Like in the uniform case, we can generalize by renaming index \(4\) to \(i\):

\begin{equation*} \frac{1}{\Delta_{i-1}} \dot{\boldsymbol{x}}_{i-1} + \left(\frac{2}{\Delta_{i-1}} + \frac{2}{\Delta_i}\right) \dot{\boldsymbol{x}}_i + \frac{1}{\Delta_i} \dot{\boldsymbol{x}}_{i+1} = \frac{3 (\boldsymbol{x}_i - \boldsymbol{x}_{i-1})}{{\Delta_{i-1}}^2} + \frac{3 (\boldsymbol{x}_{i+1} - \boldsymbol{x}_i)}{{\Delta_i}^2} \end{equation*}

We are not showing the full matrix here, because it would be quite a bit more complicated and less instructive than in the uniform case.

End Conditions#

Like in the uniform case, we can come up with a few end conditions in order to define the missing matrix rows.

The Python class splines.Natural uses “natural” end conditions by default.

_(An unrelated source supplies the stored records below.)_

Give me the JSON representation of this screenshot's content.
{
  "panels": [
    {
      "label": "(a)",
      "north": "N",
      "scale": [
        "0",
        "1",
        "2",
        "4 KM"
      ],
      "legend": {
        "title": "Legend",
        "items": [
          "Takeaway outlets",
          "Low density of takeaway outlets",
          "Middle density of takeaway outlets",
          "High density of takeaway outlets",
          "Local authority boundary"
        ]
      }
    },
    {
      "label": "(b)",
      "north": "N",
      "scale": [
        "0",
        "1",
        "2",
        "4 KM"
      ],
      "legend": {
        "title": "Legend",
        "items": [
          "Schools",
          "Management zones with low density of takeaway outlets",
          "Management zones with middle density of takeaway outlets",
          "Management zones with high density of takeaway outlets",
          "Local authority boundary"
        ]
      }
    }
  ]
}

“Natural” end conditions are derived in a separate notebook, yielding these expressions:

\begin{align*} 2 \Delta_0 \dot{\boldsymbol{x}}_0 + \Delta_0 \dot{\boldsymbol{x}}_1 &= 3 (\boldsymbol{x}_1 - \boldsymbol{x}_0) \\ \Delta_{N-2} \dot{\boldsymbol{x}}_{N-2} + 2 \Delta_{N-2} \dot{\boldsymbol{x}}_{N-1} &= 3 (\boldsymbol{x}_{N-1} - \boldsymbol{x}_{N-2}) \end{align*}

Other end conditions can be derived as shown in the notebook about uniform “natural” splines.